Sanırım insanın ölüm karşısında her seferinde yeniden hissededurduğu haşyet duygusunun kökeninde bu çaresizlik hissinin amansızlığı ve apansızlığı vardır. Şimdiden sonra asla halleşemeyecek, hesaplaşamayacak, helalleşemeyecek olmanın ürküntüsü. Kayda alınmış bir günahın, bir haksızlığın hesabının ağırlığı ya da en hafifinden bir anlaşmazlığın bundan sonra asla nihayetlendirilemeyecek olması. Her şeyden önce irkilten farkındalık. Bir kefarete rıza ve kabul isteyemeyecek durumda, artık olmayanın ardından yaşamaya mecbur kalmak. Ölüm, evet, insana bir tarafta kalmış olduğunu fark ettirir, bir çizgiyi hala geçemediğini ve kendinden önce geçenin kendine nazaran kurtulmuşluğunu. Çünkü sorumluluk, asla karşılığına güç yetirilemeyecek sorumluluk, sınırın kalakaldığımız tarafında olana, bizim sırtımıza, bizden birilerinin sırtına çökmüştür. Belki de kalmak gitmekten daha korkunçtur; her ne kadar sınıra yaklaşmaktan, sınırı geçmekten her seferinde ürksek de.
Ya bu ölüm bir cinayetse, bir zorbalık, cana kıyma, yeryüzüne kan dökme eylemiyse. karatürkler şehzadelerini boğuyorsa. Ya bu cinayetin sorumluluğu tetiği çekenden ziyade ellerini tetiğe hiç sürmemiş şimdinin insanseverlerindeyse. Yalnızca hicab.

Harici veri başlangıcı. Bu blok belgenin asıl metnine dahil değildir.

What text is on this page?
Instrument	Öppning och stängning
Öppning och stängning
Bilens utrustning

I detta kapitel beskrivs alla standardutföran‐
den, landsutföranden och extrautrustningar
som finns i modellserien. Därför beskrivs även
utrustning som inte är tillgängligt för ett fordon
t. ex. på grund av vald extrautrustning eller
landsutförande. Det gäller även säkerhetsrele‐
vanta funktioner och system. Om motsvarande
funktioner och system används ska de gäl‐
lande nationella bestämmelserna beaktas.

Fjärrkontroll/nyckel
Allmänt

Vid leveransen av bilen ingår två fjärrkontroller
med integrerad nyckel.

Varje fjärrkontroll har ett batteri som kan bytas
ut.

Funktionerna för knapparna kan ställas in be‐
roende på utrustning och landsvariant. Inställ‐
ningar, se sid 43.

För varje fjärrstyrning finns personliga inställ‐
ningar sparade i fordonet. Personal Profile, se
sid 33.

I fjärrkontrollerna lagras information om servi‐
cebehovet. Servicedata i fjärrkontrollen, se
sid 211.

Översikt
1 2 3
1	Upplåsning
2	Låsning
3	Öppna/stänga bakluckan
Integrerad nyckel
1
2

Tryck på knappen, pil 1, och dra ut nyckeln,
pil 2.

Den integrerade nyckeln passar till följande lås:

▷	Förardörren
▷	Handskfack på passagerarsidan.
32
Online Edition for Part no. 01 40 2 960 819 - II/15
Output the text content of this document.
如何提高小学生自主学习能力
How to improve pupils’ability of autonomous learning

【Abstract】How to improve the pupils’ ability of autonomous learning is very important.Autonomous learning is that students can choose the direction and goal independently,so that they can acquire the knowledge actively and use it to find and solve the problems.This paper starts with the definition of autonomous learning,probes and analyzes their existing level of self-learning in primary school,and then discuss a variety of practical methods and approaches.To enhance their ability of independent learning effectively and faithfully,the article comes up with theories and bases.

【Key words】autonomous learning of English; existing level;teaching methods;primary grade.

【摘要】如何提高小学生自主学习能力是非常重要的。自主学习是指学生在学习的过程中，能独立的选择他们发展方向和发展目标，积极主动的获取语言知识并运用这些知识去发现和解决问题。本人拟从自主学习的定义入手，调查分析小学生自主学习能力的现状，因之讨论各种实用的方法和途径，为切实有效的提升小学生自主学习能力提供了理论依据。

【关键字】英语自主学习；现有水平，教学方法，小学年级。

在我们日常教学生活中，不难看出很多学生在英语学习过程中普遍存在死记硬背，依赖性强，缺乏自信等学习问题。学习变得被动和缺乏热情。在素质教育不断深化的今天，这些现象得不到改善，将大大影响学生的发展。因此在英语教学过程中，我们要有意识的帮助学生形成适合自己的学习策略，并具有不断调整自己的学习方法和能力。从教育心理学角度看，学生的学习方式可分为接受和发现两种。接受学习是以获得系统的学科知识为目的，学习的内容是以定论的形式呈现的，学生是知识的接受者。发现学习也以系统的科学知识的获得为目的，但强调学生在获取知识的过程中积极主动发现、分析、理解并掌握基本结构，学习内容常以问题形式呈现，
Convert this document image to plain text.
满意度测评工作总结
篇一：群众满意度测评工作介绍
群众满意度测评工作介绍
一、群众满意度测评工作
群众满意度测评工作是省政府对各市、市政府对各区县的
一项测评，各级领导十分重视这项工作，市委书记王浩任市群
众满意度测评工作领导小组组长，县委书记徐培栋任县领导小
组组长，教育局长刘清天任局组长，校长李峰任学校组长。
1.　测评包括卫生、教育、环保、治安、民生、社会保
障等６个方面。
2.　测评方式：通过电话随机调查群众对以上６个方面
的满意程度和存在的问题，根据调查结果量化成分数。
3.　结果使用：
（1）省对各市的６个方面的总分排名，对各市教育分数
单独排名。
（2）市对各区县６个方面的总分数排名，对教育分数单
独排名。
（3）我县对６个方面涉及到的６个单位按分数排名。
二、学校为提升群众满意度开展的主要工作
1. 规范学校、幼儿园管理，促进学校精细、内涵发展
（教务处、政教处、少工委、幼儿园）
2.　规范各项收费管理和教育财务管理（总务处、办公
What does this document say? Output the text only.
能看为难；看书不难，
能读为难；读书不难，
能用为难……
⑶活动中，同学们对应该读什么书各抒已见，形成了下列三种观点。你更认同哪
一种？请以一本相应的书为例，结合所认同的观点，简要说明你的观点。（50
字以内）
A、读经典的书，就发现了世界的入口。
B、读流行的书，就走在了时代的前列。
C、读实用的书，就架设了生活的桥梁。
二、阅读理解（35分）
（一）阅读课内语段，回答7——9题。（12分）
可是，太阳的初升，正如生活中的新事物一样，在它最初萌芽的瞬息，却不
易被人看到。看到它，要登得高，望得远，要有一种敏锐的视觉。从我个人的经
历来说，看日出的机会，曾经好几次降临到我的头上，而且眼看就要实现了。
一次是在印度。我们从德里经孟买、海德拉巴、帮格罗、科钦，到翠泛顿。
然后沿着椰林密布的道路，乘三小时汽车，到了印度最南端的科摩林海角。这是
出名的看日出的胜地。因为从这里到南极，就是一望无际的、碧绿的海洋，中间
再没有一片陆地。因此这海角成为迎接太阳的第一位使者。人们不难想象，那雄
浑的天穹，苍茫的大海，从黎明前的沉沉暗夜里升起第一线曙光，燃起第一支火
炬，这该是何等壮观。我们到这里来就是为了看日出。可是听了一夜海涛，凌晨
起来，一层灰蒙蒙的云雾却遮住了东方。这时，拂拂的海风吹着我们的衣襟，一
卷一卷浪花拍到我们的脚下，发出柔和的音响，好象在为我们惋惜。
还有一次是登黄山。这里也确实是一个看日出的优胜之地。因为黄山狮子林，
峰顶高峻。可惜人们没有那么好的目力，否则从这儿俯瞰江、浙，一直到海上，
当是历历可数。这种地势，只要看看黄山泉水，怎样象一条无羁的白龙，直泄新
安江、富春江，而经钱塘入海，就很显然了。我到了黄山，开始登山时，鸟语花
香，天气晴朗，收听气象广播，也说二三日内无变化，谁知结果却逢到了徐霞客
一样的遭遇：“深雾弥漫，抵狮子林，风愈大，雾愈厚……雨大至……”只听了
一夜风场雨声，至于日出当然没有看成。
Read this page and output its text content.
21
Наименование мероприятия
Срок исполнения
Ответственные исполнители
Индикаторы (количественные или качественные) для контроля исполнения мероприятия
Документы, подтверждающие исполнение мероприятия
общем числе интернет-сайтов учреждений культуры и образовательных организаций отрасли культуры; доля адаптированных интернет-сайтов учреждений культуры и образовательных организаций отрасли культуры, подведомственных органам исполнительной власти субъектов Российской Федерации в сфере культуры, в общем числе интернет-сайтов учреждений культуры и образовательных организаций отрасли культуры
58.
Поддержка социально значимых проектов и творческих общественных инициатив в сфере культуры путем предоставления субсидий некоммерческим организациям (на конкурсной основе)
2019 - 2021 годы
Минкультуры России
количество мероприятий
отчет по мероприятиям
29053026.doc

Herhangi bir ölümün arkasından ne konuşulabilir. Hangi söz ödenme zamanı sona ermeden hükmü dünya içreden düşmüş hesabı yoksatabilir. Belki sessizlik. Ama her günahın, artık helalleşerek ödenme imkanı kalmamış her borcun mutlaka bir kefareti vardır. Fakat mesele şudur; insanlar kefarete rıza gösterecek midir. Sanırım bu sorunun cevabı hiçbir zaman tam olarak verilemiyor. Zaman geçiyor, ölümler eskiyor, yeniden ve sanki ilk kez gibi bir ölüm daha karşımıza geliyor, bir daha irkiliyoruz, bir daha eksiliyoruz bazen açıkçası rahatlıyoruz, ama bu soruyu her seferinde unutkan insanevlatları olarak erteliyoruz.
Hrant Dink, insanlar arasından biri olarak, adı ölümle yan yana karşımıza geldi. Bir ölüm, ama kanı dökülmüş bir insanın ölümü, canına kıyılmış bir insanın ölümü. Düpedüz bir zorbalık, insanın firavuna yaraşan eylemi. Peki, herhangi bir ölüm değil de Hrant Dink?in ölümü ardından ne konuşulabilir. Ya da illa konuşmaya gerek var mı. Ne de olsa sözlerimin erimi çokça kısayken, söylediğim kendimle söyleşmekten başkaca bir karşılığa denk düşmüyorken niçin konuşuyorum. Yalnızca bir borcu ödeme dileği mi ya da fazladan bir şeye işaret etme gayreti mi. Bilmiyorum. Ama hiçbir borcun böyle rahatça ödenebileceğine de, sözlerimin dikkat celbedecek bir cesamette olduğuna da inanmıyorum. Galiba en doğrusu sadece söyleniyor olduğum.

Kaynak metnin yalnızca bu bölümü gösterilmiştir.